こちらも「初公判」

Hagex殺しだけでなく*1新潟市の小学2年生殺人事件*2も「初公判」。
時事通信の記事;


小2女児殺害、殺意を否認 検察側「人命軽視甚だしい」―25歳男初公判・新潟地裁
2019年11月08日20時02分


 新潟市西区で昨年5月、小学2年の女児=当時(7)=を殺害し、遺体を線路に遺棄したとして、殺人などの罪に問われた小林遼被告(25)の裁判員裁判の初公判が8日、新潟地裁(山崎威裁判長)であった。

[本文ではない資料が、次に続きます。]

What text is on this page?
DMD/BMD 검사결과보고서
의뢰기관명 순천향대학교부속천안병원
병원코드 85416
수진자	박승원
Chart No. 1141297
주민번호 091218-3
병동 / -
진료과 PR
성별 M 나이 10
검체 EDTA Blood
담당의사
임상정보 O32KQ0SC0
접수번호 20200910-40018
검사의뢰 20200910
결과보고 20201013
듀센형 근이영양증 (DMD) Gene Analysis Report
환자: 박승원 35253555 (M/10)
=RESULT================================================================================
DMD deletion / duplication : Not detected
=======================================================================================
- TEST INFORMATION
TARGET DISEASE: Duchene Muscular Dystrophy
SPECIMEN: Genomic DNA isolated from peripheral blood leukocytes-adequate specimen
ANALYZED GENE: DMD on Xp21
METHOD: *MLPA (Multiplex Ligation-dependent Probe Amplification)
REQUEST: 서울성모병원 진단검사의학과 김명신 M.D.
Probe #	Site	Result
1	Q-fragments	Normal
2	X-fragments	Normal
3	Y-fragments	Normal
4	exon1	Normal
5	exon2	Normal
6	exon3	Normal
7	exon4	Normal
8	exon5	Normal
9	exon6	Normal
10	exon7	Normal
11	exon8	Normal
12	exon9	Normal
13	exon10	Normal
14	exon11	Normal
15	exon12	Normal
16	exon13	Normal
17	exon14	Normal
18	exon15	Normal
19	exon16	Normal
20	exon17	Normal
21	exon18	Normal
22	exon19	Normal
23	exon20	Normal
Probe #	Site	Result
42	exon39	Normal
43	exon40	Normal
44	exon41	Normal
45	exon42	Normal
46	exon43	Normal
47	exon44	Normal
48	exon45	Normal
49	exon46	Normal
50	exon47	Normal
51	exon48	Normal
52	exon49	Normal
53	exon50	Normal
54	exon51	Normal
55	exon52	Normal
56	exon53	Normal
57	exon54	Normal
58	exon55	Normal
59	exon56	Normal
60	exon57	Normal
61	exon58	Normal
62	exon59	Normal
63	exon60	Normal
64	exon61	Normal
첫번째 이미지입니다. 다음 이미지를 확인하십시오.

小林被告は「首を絞めたのは間違いないが、殺意はありませんでした」と起訴内容を一部否認した。
 冒頭陳述で検察側は、小林被告が事件当日、わいせつ行為をするため車を走行させながら下校途中の小学生を物色したと指摘。1人で歩いていた女児にわざと背後から衝突して転倒させ、後部座席に連れ込んだ上で首を絞めて気絶させたとした。
 その後、移動先の駐車場でわいせつ行為をし、泣きだした女児の首を5分以上絞めて殺害。発覚を防ぐために遺体を電車にひかせたとして、「人命軽視の態度が甚だしい」と非難した。
 弁護側は、殺人罪ではなく傷害致死罪にとどまると主張。強制わいせつ致死罪も成立しないと訴えた。
 起訴状によると、小林被告は昨年5月7日、新潟市西区の路上で女児に車を衝突させて連れ去り、駐車場に止めた車の中でわいせつな行為をし、首を手で圧迫し殺害。その後、遺体を線路上に放置し、電車にひかせたとされる。
https://www.jiji.com/jc/article?k=2019110800961&g=soc


 泣く女児の首、2度絞める 弁護側は計画性否定―新潟小2殺害、冒頭陳述
2019年11月08日18時53分


 新潟女児殺害事件の初公判で、検察側は小林遼被告(25)が女児の首を2度にわたって絞め、発覚を防ごうと隠蔽(いんぺい)工作を繰り返していたことを明らかにした。一方、弁護側は殺意や計画性はなかったと訴え、争う構えを見せた。
 検察側の冒頭陳述によると、衝突されて車内に連れ込まれた女児は「頭が痛い」「お母さんに連絡したい」と泣いたが、被告は黙らせるため首を絞めて気絶させた。意識を取り戻して大声で泣き始めると、再び首を5分以上絞めて殺害したという。
 当日の朝、無断欠勤した被告はスマートフォンの位置情報が記録されないよう操作。色の違うズボンを重ねてはき、検察側は目撃された場合に備えつつ、小学生を物色していたと指摘した。
 殺害後はスマホで「死体処理」やJRの時刻表を検索し、遺体を線路上に放置。帰宅後は車を洗浄したほか、スマホの情報も消去したとし「被害者を人ではなく物のように扱った」と非難した。
 弁護側は車を女児に衝突させて連れ去り、2度にわたり首を絞めたことや遺体を線路に置いた事実は認めた。一方で、被告に殺意はなく、首を絞めた際にわいせつの意図はなかったと反論。「(被告は)取り返しのつかないことをしたと反省している」と訴えた。
https://www.jiji.com/jc/article?k=2019110801180&g=soc

産経新聞』は「弁護側証人」の「精神科医」の証言を取り上げている(「新潟小2女児殺害 「反省心はない」「死刑でも構わない」と小林被告」*3)。「解離性障害」と「抑鬱障害」であるという。ただ、裁判において重要なのは、現在ではなく過去(犯行の時点)の精神状態だろう。現在の観察から特定の過去を推測しなければいけないところに「精神鑑定」の困難がある(Cf. 中谷陽二『精神鑑定の事件史』)。検察側は「被告が自分に責任能力がないように見せかけるために嘘をついた可能性を指摘した」というが、現在の被告の「解離性障害」と「抑鬱障害」というのは拘禁反応のひとつだと考えるのが合理的なのでは? 逮捕されて以来、保釈されず、ずっと拘束状態が続いているわけだ。